Al-Andalus was probably doomed from the moment the Cordoba Caliphate dissolved in the decade of 1030's. It is impossible that the chaotic collection of statelets that followed it could have resisted the now bigger and more powerful christian states.
However, the Reconquista was a very irregular affair, where short outbursts of activity were followed by decades of stagnation. It is not impossible that, with changing circumstances, the christian states would have allowed a muslim remnant in at least Andalucia. From 1250 on, both Portugal and Aragon had dropped out of the Reconquista, leaving Castile and Granada alone.
In fact, that is what happened: the Reconquista ended officially in 1492, but from 1250 onwards, Castille alone could have crushed Granada like a bug if they had wanted to. They just didn't because, until the Catholic Kings took over, Granada was more profitable to Castille that way. The only major war between the conquest of western Andalucia in 1230-1250 and the final Granada war in the 1480's was the Benimerin wars between 1340 and 1350. Between 1350 and 1480, Castile just didn't care about Granada. Juan II in 1410 even signed a treaty with Granada to clearly delimitate the borders.
So, one chance to have Al-andalus survive if at least ina weakened state, is to butterfly the Catholic Kings away and have Castile accept Granada's existance as a fact, at least as a tributary.
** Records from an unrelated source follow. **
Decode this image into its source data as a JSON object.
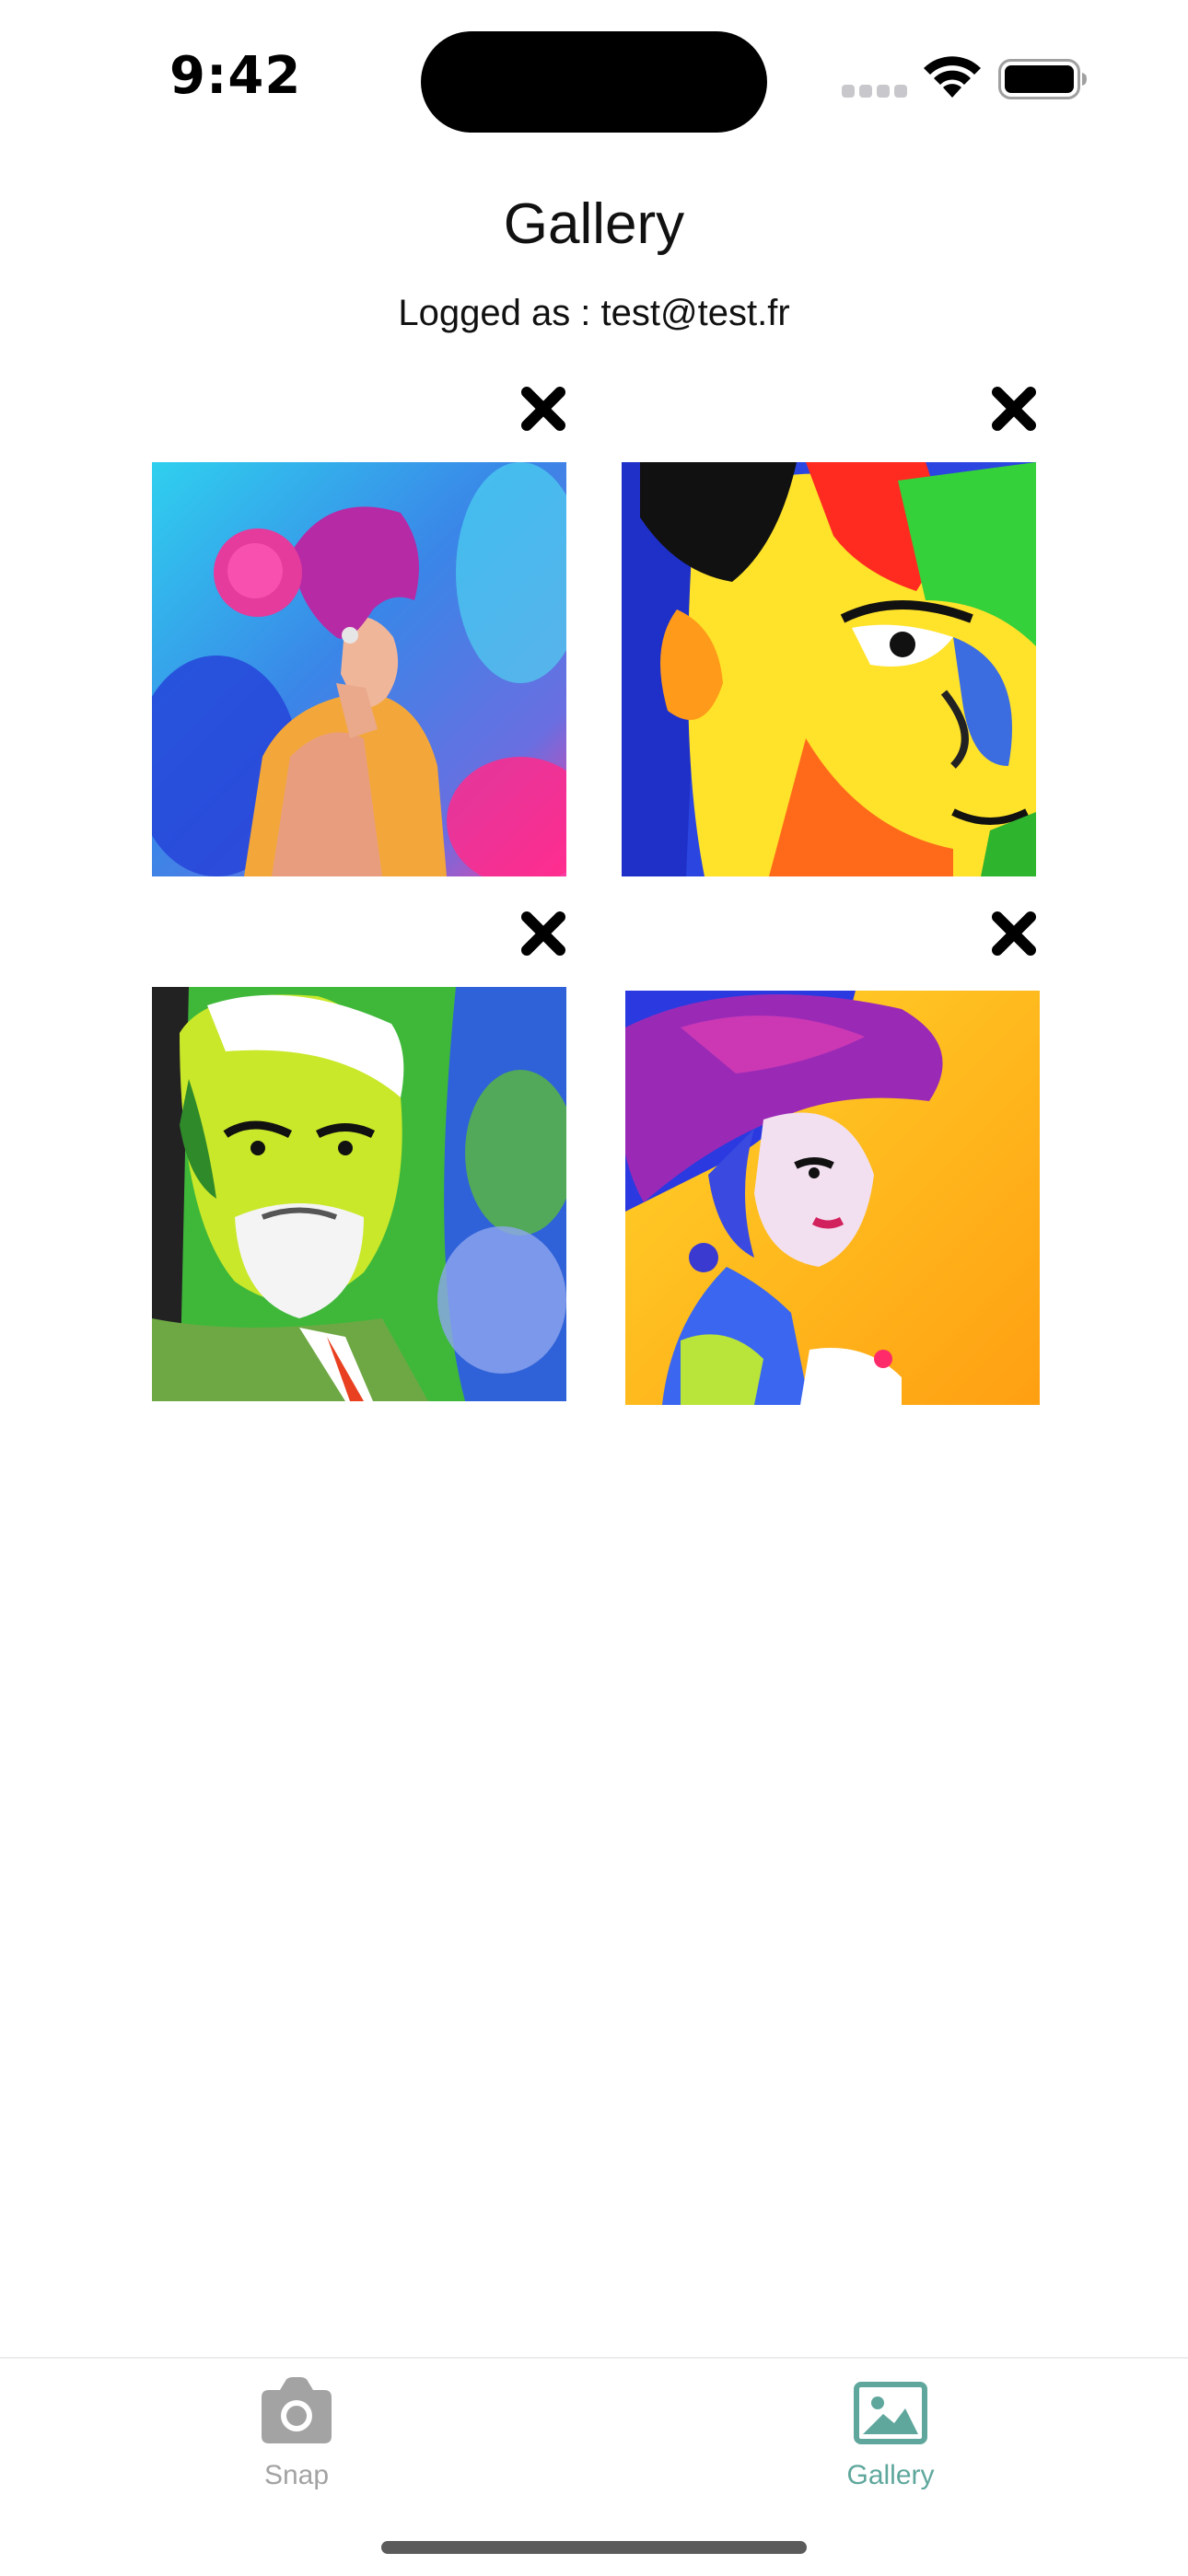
{
  "status_bar": {
    "time": "9:42",
    "icons": [
      "cellular-signal-icon",
      "wifi-icon",
      "battery-icon"
    ]
  },
  "header": {
    "title": "Gallery",
    "logged_as": "Logged as : test@test.fr"
  },
  "gallery": {
    "items": [
      {
        "image": "woman-pink-hair-watercolor-portrait",
        "delete_icon": "close-icon"
      },
      {
        "image": "man-colorful-face-watercolor-portrait",
        "delete_icon": "close-icon"
      },
      {
        "image": "old-man-white-beard-watercolor-portrait",
        "delete_icon": "close-icon"
      },
      {
        "image": "woman-hat-watercolor-portrait",
        "delete_icon": "close-icon"
      }
    ]
  },
  "tab_bar": {
    "tabs": [
      {
        "label": "Snap",
        "icon": "camera-icon",
        "active": false
      },
      {
        "label": "Gallery",
        "icon": "image-icon",
        "active": true
      }
    ],
    "active_color": "#5fa79c",
    "inactive_color": "#a3a3a3"
  }
}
The best chance, however, is to have the almohads or almoravids decisively defeating the christians and cementing their rule over the southern half of the peninsula. Despite the fall of Toledo ensuring an easy access to the central plains for the castilians, muslim dominance over what is today La Mancha would not really be over until after Las Navas de Tolosa in 1212; and muslim control over Valencia and Murcia could have lasted much more if James II the Conqueror of Aragon (a sadly overlooked badass) had not gone in his conquering rampage between 1229 and 1250. The almohad victory at Alarcos in 1195 crushed the castilians, who evacuated most of the central plain south of Toledo. If the almohads had been able to exploit this to retake Toledo -and it is theoretically possible-, they could have reversed the situation to the state where it was a century before.
Another last chance for the muslims is to decisively defeat the allied christian armies at Las Navas de Tolosa, which was a very close affair if we are to believe christian chronicles. After Las Navas, there was no hope for the muslims: the central plains would forever be in christian hands, the door of Andalucia was open, and, most important, what had been a war for land and prestige for the past 500 years, became an ideological, religious war. A decisive muslim victory at Las Navas could have ensured muslim domination of Andalucia by at least making the castilians accept that they could not conquer it.